Volta ao Supremo: Como foram surgindo novos programas e novos apresentadores dentro do Clube? Esse era um plano desde o começo?
Nrisimhananda: Os primeiros colaboradores do Clube foram Damodara, que é minha esposa; Mani, então secretária de Vrajabhumi, e Lilesvari, que hoje coordena o Lapidar Clube do Dharma. Com a ajuda delas, pudemos fazer uma boa divulgação, e o público do Clube foi aumentando e se diversificando. Foi aí que pensamos que poderíamos aproveitar a estrutura que estava sendo criada para abordar outros aspectos da consciência de Krishna, e novos programas com novos apresentadores seria a melhor forma de conseguir isso.

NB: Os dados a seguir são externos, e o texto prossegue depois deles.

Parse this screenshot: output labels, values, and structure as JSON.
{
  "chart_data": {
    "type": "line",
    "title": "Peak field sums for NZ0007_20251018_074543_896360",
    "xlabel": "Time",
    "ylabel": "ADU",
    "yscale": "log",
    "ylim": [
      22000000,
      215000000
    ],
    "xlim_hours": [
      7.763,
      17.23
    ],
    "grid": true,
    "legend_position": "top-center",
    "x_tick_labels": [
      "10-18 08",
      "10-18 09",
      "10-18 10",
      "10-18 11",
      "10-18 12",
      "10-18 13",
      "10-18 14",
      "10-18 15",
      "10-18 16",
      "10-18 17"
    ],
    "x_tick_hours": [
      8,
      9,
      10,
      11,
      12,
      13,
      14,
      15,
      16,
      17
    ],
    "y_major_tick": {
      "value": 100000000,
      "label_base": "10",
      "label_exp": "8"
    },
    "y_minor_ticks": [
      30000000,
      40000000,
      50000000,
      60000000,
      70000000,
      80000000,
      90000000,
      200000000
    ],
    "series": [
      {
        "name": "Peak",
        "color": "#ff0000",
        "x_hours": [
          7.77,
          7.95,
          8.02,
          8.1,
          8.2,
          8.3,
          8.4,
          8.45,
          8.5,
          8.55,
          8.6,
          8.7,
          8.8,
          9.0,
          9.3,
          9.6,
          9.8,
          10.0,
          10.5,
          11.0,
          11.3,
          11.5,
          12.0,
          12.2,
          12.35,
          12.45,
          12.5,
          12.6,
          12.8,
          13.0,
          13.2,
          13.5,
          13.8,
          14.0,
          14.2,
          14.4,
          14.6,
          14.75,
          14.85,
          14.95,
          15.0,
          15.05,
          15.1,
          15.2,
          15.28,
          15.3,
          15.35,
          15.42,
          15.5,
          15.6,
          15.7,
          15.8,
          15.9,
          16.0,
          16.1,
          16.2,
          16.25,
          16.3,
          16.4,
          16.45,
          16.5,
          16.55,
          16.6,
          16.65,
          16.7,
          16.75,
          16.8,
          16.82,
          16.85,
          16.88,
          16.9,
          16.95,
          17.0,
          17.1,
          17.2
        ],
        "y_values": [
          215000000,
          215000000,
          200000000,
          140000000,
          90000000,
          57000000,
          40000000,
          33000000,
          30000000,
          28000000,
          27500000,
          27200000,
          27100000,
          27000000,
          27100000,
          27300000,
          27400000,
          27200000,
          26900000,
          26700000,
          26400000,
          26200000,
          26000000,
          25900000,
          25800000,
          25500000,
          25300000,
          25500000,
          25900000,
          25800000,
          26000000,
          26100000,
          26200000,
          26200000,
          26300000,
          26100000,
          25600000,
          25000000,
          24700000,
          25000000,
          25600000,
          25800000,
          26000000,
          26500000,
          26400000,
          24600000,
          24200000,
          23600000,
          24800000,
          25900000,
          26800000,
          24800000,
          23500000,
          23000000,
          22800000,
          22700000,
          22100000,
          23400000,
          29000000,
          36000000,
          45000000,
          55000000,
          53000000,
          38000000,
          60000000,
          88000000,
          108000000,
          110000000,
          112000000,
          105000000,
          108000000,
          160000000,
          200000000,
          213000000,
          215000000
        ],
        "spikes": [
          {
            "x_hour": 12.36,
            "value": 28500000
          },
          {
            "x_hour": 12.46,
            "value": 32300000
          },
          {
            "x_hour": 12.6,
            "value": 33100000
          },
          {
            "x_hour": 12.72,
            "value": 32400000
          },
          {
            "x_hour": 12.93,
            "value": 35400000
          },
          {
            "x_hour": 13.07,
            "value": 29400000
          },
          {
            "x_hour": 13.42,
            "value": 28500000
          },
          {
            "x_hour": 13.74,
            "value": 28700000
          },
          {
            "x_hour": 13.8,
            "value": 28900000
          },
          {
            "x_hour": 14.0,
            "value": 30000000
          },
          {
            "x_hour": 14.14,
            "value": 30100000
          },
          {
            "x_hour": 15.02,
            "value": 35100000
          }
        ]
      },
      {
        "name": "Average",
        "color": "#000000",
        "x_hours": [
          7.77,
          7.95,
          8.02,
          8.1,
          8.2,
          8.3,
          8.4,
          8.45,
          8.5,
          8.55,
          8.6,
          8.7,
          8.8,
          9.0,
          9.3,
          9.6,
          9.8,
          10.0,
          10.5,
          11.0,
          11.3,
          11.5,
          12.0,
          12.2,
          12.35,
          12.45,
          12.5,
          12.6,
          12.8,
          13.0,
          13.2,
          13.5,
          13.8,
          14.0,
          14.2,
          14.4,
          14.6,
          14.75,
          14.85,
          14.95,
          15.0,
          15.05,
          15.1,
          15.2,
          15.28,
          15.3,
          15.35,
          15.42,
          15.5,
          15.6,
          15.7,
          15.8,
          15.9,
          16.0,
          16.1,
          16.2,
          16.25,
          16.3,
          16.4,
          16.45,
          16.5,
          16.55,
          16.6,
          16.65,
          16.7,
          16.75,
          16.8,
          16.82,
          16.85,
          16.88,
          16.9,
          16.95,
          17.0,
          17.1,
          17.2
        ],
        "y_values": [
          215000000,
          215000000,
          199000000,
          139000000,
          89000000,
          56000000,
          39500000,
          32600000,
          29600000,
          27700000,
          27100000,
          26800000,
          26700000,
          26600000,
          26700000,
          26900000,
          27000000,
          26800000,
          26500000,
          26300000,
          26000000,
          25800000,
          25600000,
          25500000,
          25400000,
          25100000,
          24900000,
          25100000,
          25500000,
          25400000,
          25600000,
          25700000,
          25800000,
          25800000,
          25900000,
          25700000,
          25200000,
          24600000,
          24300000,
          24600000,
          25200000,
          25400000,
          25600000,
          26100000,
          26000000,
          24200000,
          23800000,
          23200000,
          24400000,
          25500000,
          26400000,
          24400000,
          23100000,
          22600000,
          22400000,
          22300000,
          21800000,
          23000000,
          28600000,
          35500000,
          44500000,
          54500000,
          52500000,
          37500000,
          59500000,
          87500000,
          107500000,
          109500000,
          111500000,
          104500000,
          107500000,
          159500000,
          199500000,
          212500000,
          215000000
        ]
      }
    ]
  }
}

Lilesvari trabalha na edição de um episódio da série Ateísmo Vs. Dharma.
Dhira Chaitanya, em uma transmissão ao vivo do programa Dia D.
Dhira e Nityananda são meus amigos de longa data, fomos distribuidores de livros juntos por anos, então foram os primeiros convidados. Dhira conduz o “Dia D”, em que o público é convidado a mais do que ser ouvinte, mas participar de uma meditação guiada com variados temas. Já Nityananda é responsável pelo programa “Além do Vedanta”, que aborda os ensinamentos do Senhor Chaitanya conforme declarados diretamente por Ele, como em Seus diálogos com Rupa Gosvami, Prakashananda Sarasvati e muitos outros contemporâneos.
Nityananda, em gravação em sua casa para o Além do Vedanta.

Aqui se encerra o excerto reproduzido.